Yarımburgaz Mağarasının çevresiyle korunmasını amaçlayan sit alanının önemli bir kısmı kanal kazısıyla yok olacaktır, mağaranın içinde bulunduğu kaya kütlesi de bu noktada vadinin yeterli genişlikte olmaması nedeniyle risk altındadır. Dursunköy yakınlarında Koruma Bölge Kurulu tarafından yeni tespit edilen ve henüz bilimsel araştırmalara konu olmamış antik yerleşim alanı kanal güzergâhında kaldığından yüksek risk altındadır. Kanal İstanbul üzerinde planlanan Küçükçekmece-Avcılar karayolu geçişi, lagün gölünün batısındaki arkeolojik sit alanlarından geçmektedir. Tüm arkeolojik sit alanları için getirilen arkeolojik park kararı söz konusu plan değişikliğinin yapılaşma ağırlıklı bakış açısıyla yeterli korumayı sağlayamayacak niteliktedir. ÇED Raporu’na göre Kanal İstanbul güzergâhındaki tarihi köprü, yol, korugan, tabya gibi yapılar taşınacaktır. Kültür varlıklarının özgün ortamında korunmasının esas olduğu unutulmamalıdır.
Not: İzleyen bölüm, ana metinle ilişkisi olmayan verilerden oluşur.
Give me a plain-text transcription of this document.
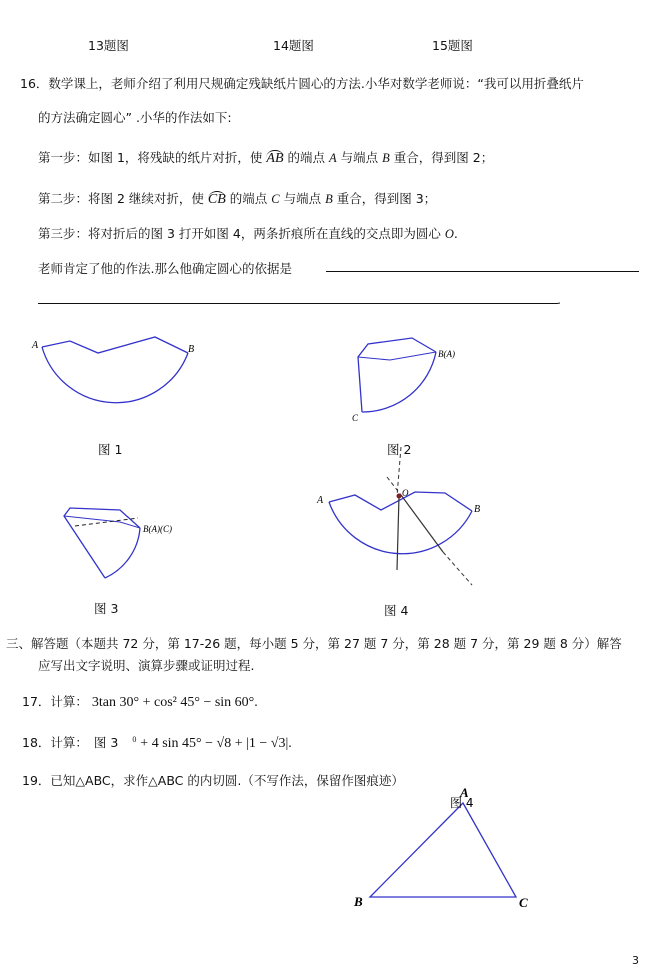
13题图	14题图	15题图
16．数学课上，老师介绍了利用尺规确定残缺纸片圆心的方法.小华对数学老师说：“我可以用折叠纸片
的方法确定圆心” .小华的作法如下:
第一步：如图 1，将残缺的纸片对折，使 AB 的端点 A 与端点 B 重合，得到图 2；
第二步：将图 2 继续对折，使 CB 的端点 C 与端点 B 重合，得到图 3；
第三步：将对折后的图 3 打开如图 4，两条折痕所在直线的交点即为圆心 O.
老师肯定了他的作法.那么他确定圆心的依据是
.
A	B
图 1
B(A)
C
图 2
B(A)(C)
图 3
O
A
B
图 4
三、解答题（本题共 72 分，第 17-26 题，每小题 5 分，第 27 题 7 分，第 28 题 7 分，第 29 题 8 分）解答
应写出文字说明、演算步骤或证明过程.
17．计算： 3tan 30° + cos² 45° − sin 60°.
18．计算： 图 3 $^0$ + 4 sin 45° − √8 + |1 − √3|.
19．已知△ABC，求作△ABC 的内切圆.（不写作法，保留作图痕迹）
图 4
A
B	C
3
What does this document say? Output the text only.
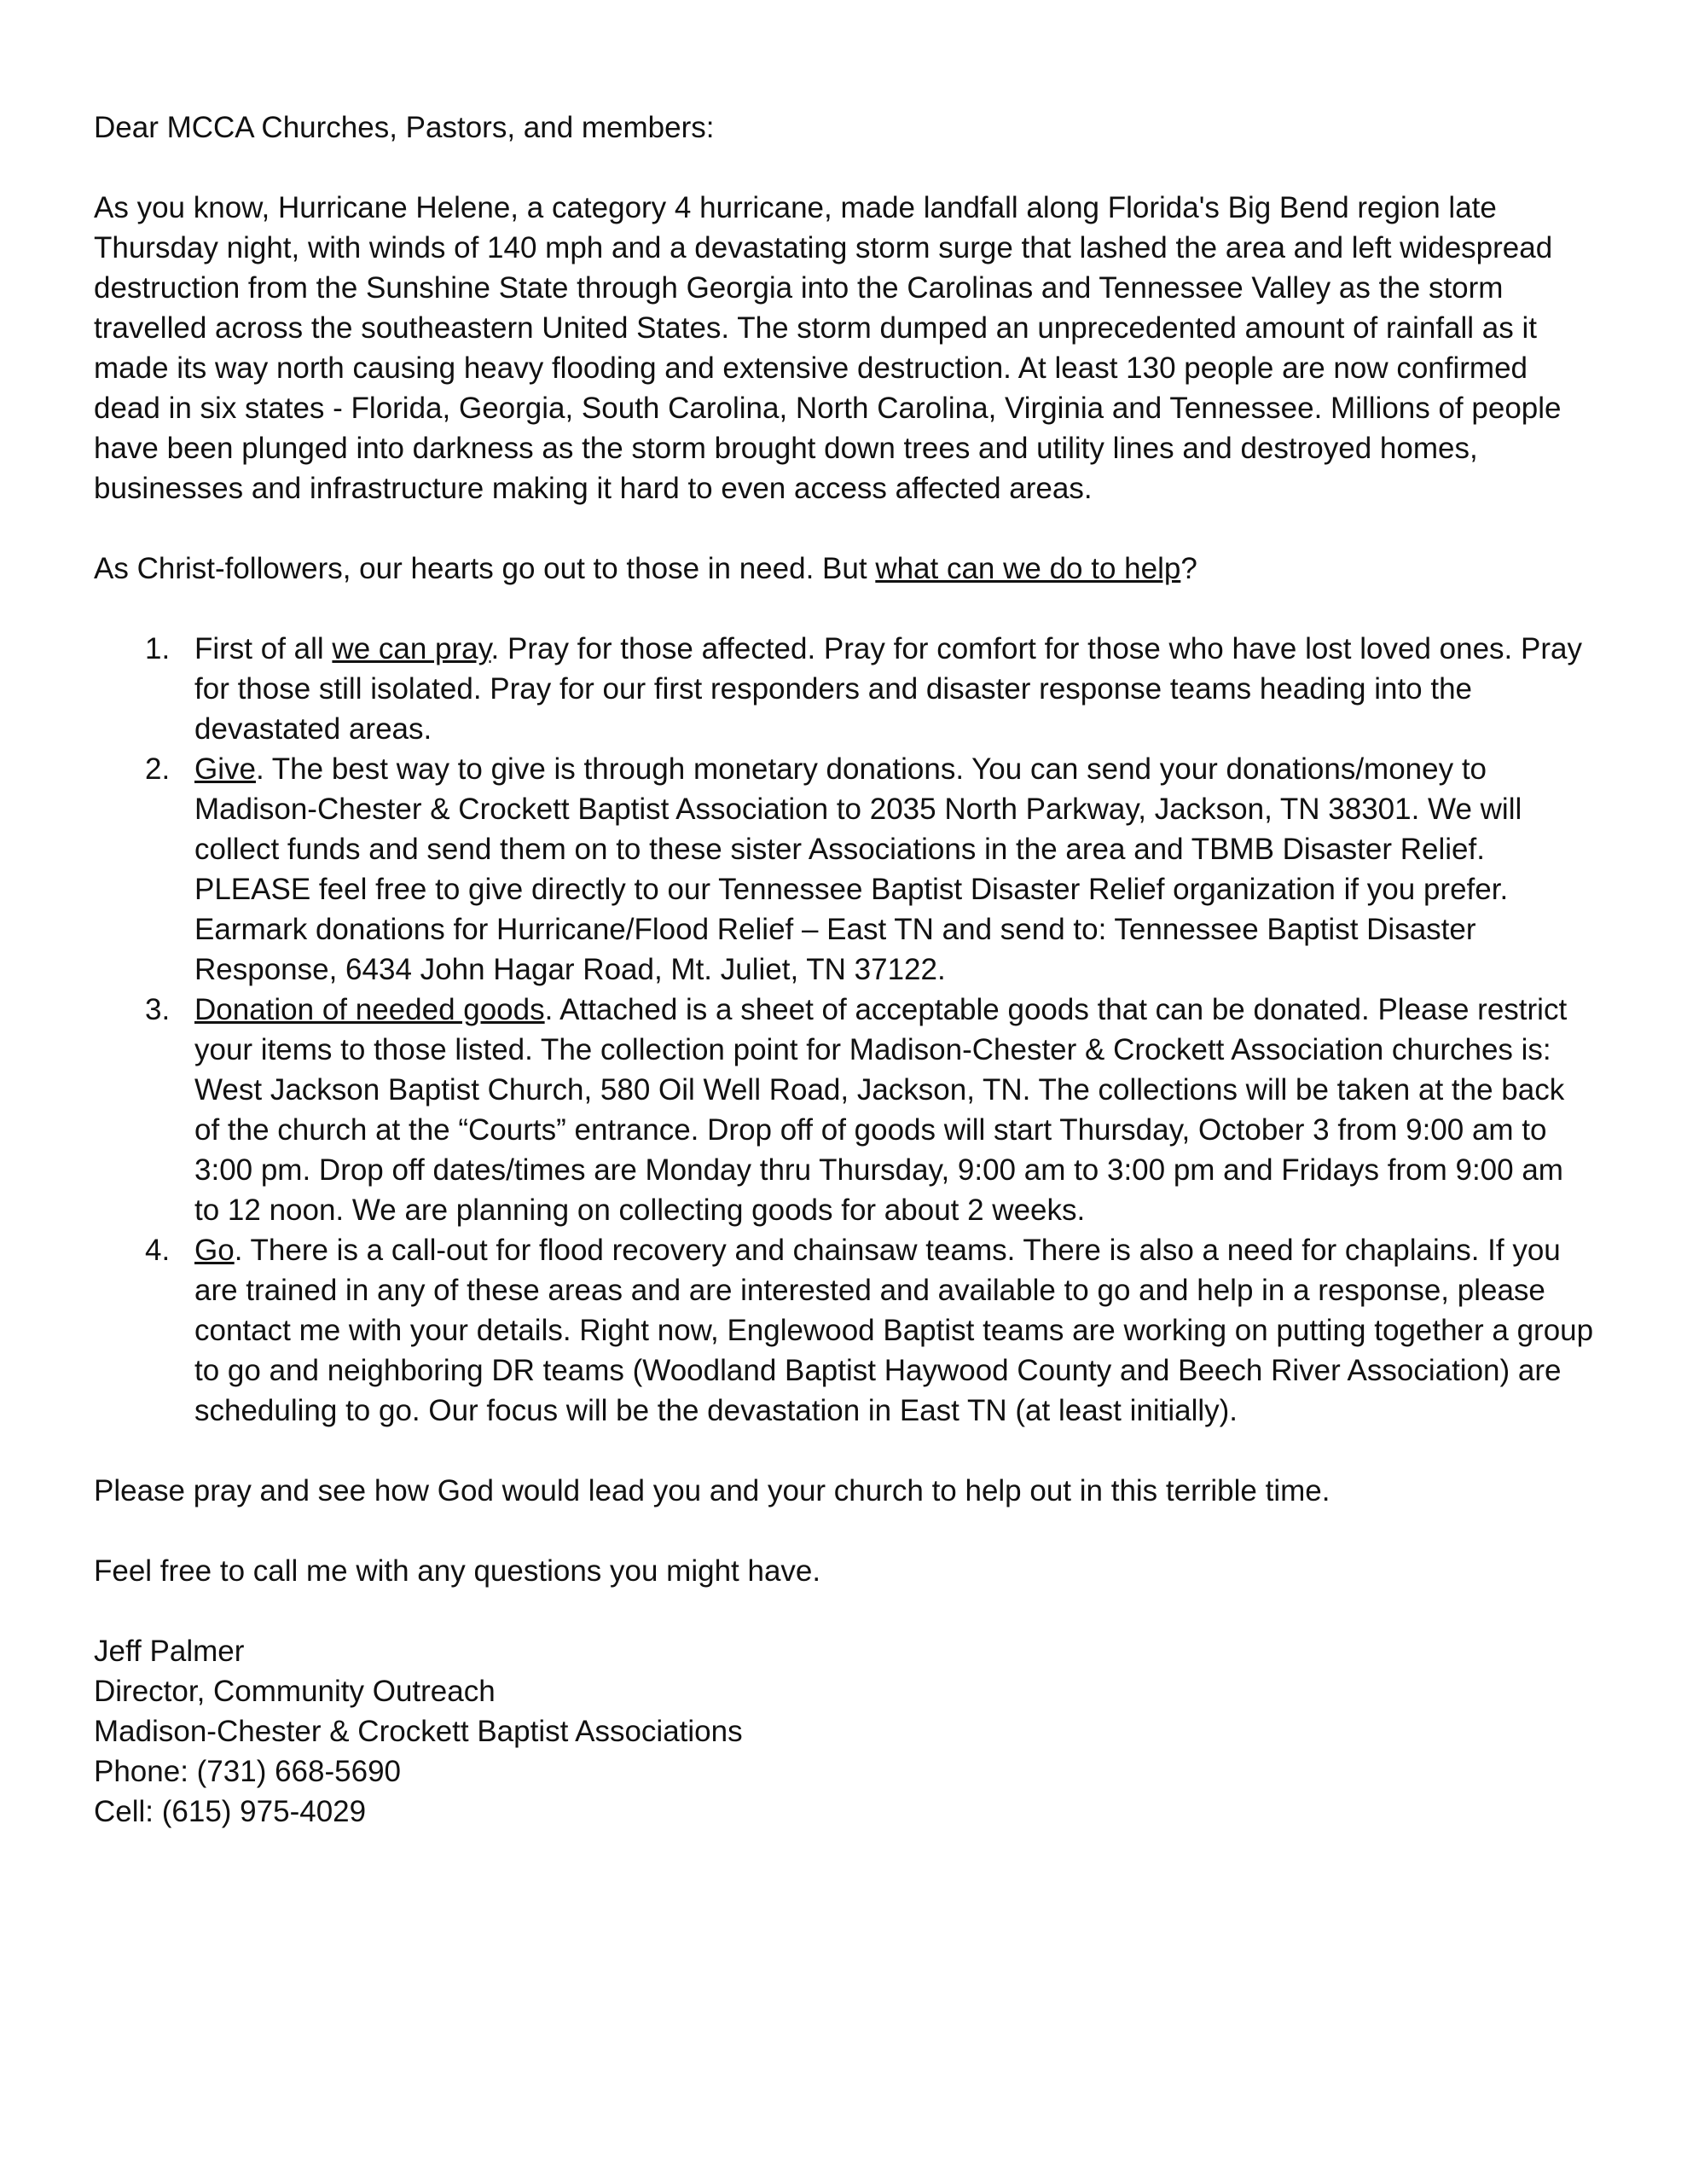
Dear MCCA Churches, Pastors, and members:

As you know, Hurricane Helene, a category 4 hurricane, made landfall along Florida's Big Bend region late Thursday night, with winds of 140 mph and a devastating storm surge that lashed the area and left widespread destruction from the Sunshine State through Georgia into the Carolinas and Tennessee Valley as the storm travelled across the southeastern United States. The storm dumped an unprecedented amount of rainfall as it made its way north causing heavy flooding and extensive destruction. At least 130 people are now confirmed dead in six states - Florida, Georgia, South Carolina, North Carolina, Virginia and Tennessee. Millions of people have been plunged into darkness as the storm brought down trees and utility lines and destroyed homes, businesses and infrastructure making it hard to even access affected areas.

As Christ-followers, our hearts go out to those in need. But what can we do to help?

1. First of all we can pray. Pray for those affected. Pray for comfort for those who have lost loved ones. Pray for those still isolated. Pray for our first responders and disaster response teams heading into the devastated areas.
2. Give. The best way to give is through monetary donations. You can send your donations/money to Madison-Chester & Crockett Baptist Association to 2035 North Parkway, Jackson, TN 38301. We will collect funds and send them on to these sister Associations in the area and TBMB Disaster Relief. PLEASE feel free to give directly to our Tennessee Baptist Disaster Relief organization if you prefer. Earmark donations for Hurricane/Flood Relief – East TN and send to: Tennessee Baptist Disaster Response, 6434 John Hagar Road, Mt. Juliet, TN 37122.
3. Donation of needed goods. Attached is a sheet of acceptable goods that can be donated. Please restrict your items to those listed. The collection point for Madison-Chester & Crockett Association churches is: West Jackson Baptist Church, 580 Oil Well Road, Jackson, TN. The collections will be taken at the back of the church at the “Courts” entrance. Drop off of goods will start Thursday, October 3 from 9:00 am to 3:00 pm. Drop off dates/times are Monday thru Thursday, 9:00 am to 3:00 pm and Fridays from 9:00 am to 12 noon. We are planning on collecting goods for about 2 weeks.
4. Go. There is a call-out for flood recovery and chainsaw teams. There is also a need for chaplains. If you are trained in any of these areas and are interested and available to go and help in a response, please contact me with your details. Right now, Englewood Baptist teams are working on putting together a group to go and neighboring DR teams (Woodland Baptist Haywood County and Beech River Association) are scheduling to go. Our focus will be the devastation in East TN (at least initially).

Please pray and see how God would lead you and your church to help out in this terrible time.

Feel free to call me with any questions you might have.

Jeff Palmer

Director, Community Outreach

Madison-Chester & Crockett Baptist Associations

Phone: (731) 668-5690

Cell: (615) 975-4029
Plan kararları ile getirilen işlev değişikliği kararları biyolojik çeşitliliğin çok zengin olduğu su toplama havzasının ve tarım topraklarının yok edecek ve bölge tümüyle kentleşecektir. Rezerv Alan içinde Kuzey Ormanları’nı yok ederek gerçekleştirilen İstanbul Havalimanı ile İstanbul’un lineer gelişmeye dayalı 80 yıllık planlama modeli ortadan kalkmış, Kuzey Ormanları’nın, kırsal peyzajın sürdürülmesi büyük risk altına girmiştir. Nitekim Kanal İstanbul ve Yenişehir planıyla bu tahribat sürecinin tüm kültürel peyzajı ve doğal alanları tüketmesi, biyo-kültürel hayatı yok etmesi kaçınılmaz gözükmektedir. Planlama alanının kuzeyi, Karadeniz kıyıları ve Marmara kıyısı Kıyı Tesisleri Alanları lejantı verilerek dolgu alanı olarak gösterilmiştir. Bu dolgular gerçekleştirildiğinde doğal peyzaj tümüyle değişecek, bölgenin tarihine ait ipuçları ise tümüyle yok olacaktır.
Kanal İstanbul ve Yenişehir tanımlaması altında arkeolojik ve ekolojik öneme sahip alanların dolgu altında kalmasına, nüfus yoğunluğu ve yapılaşmanın artmasına, ulaşım kararlarıyla doğal çevrenin değişmesine neden olacak kararların ve gerçekleştirilmekte olan süreçlerin hiçbiri dünyada koruma örgütleri tarafından benimsenen ve tavsiye edilen ilkelere uygun değildir. Yaşadığımız coğrafyadaki biyo-kültürel ortamın, miras değeri taşıyan canlı ve cansız tüm varlıkların sadece bu coğrafyada yaşayanlara ait olmadığı, tüm dünyanın eşit ve ortak olarak sahip olduğu ve herkesin bunları korumak, geliştirmekle sorumlu olduğu bir anlayışın yerleşmesi gerekmektedir.